Поразмыслив немного, лекарь решил вернуться к монастырю. Быть может, Магдалена отыщется где-нибудь в церкви или у строительной площадки. К монастырским стенам подступила очередная группа паломников, и один из монахов приветствовал их благословением. С громкими песнопениями и молитвами паломники выставили перед собой свечи и медленно поднимались к монастырю, намереваясь, видимо, сразу же отправиться в церковь. Хотя до праздника была целая неделя, народу собралось уже немало, и люди теснились в узком переулке.
Чтобы миновать толчею, Симон прошел вдоль стены и недалеко от лесной опушки отыскал еще одну открытую калитку. Здесь также стояли в ряд сараи, мычали коровы, где-то хрюкала свинья, и в воздухе стоял запах навоза и солода. Слева от утоптанной тропинки примостился нарядный каменный домик; оштукатуренные стены и сад с маками и маргаритками резко выделяли его среди грязных амбаров. Позади него поднималась крутая лестница к монастырю.
Не успел Симон подняться и на пару ступеней, как позади него что-то громко хлопнуло. Пока лекарь соображал, откуда именно донесся звук, в одном из окон каменного домика он увидел густые клубы дыма. Должно быть, что-то взорвалось внутри!
Не раздумывая, лекарь развернулся, бросился к дому и вышиб дверь. Его окутал черный, пахнущий серой дым и не позволил ничего разглядеть.
– Всё… у вас всё в порядке? – крикнул он неуверенно.
Кто-то закашлялся, затем хриплый голос проговорил:
– Нет повода для беспокойства. Видимо, слишком много пороха. Но, насколько я могу судить, все в порядке.

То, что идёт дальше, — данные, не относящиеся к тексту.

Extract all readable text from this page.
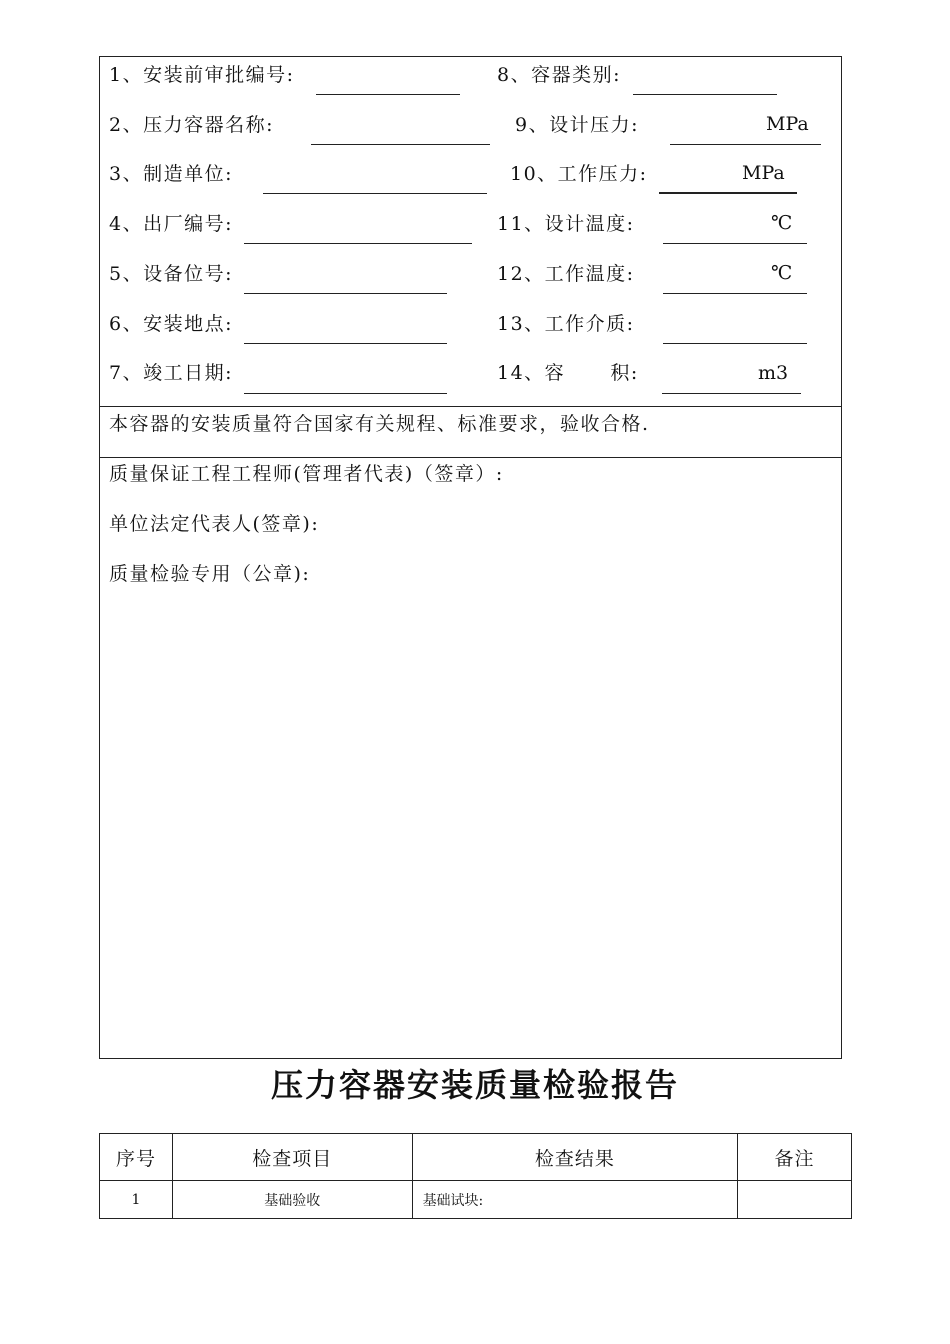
1、安装前审批编号:
2、压力容器名称:
3、制造单位:
4、出厂编号:
5、设备位号:
6、安装地点:
7、竣工日期:
8、容器类别:
9、设计压力:	MPa
10、工作压力:	MPa
11、设计温度:	℃
12、工作温度:	℃
13、工作介质:
14、容      积:	m3
本容器的安装质量符合国家有关规程、标准要求，验收合格.
质量保证工程工程师(管理者代表)（签章）:
单位法定代表人(签章):
质量检验专用（公章):
压力容器安装质量检验报告
序号	检查项目	检查结果	备注
1	基础验收	基础试块:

Дым потянулся в открытую дверь, и взору Симона предстала самая удивительная комната, какую он когда-либо видел. Вдоль стен стояли грубо сколоченные столы, на которых расставлены были всевозможные приспособления необычайного вида. По левую руку Симон увидел серебряную коробку, внутри которой вращалось множество шестеренок. Рядом лежала кукольная рука из белого фарфора; голова куклы прокатилась по столу и остановилась, лишь стукнувшись о маятниковые часы с крошечными серебряными нимфами. С кривой усмешкой голова уставилась на Симона, затем веки ее опустились, и кукла, казалось, заснула. Далее на столах поблескивали десятки металлических деталей, о значении которых Симон мог только догадываться. Вся комната пахла серой и жженым металлом; закрытые ставни, несмотря на ясный полдень, едва пропускали солнечный свет. Бо́льшая часть комнаты по-прежнему скрывалась в мутной дымке.
– Подойдите ближе, – снова раздался голос в дыму. – Вам нечего здесь бояться. Даже набитого аллигатора под потолком. Между прочим, настоящий раритет из страны пирамид.
Лекарь поднял взгляд к потолку и увидел бескрылого зеленого дракона с длинным хвостом. Он медленно кружился на веревке, и стеклянные глаза его безучастно взирали на Симона.
– Господи, – пробормотал Симон. – Куда я попал? В преддверие ада?
Кто-то засмеялся.
– Скорее, в рай. Наука открывает тем, кто перед ней не отрекается, небывалые просторы. Подойдите же немного ближе, чтобы я мог разглядеть, с кем имею честь разговаривать.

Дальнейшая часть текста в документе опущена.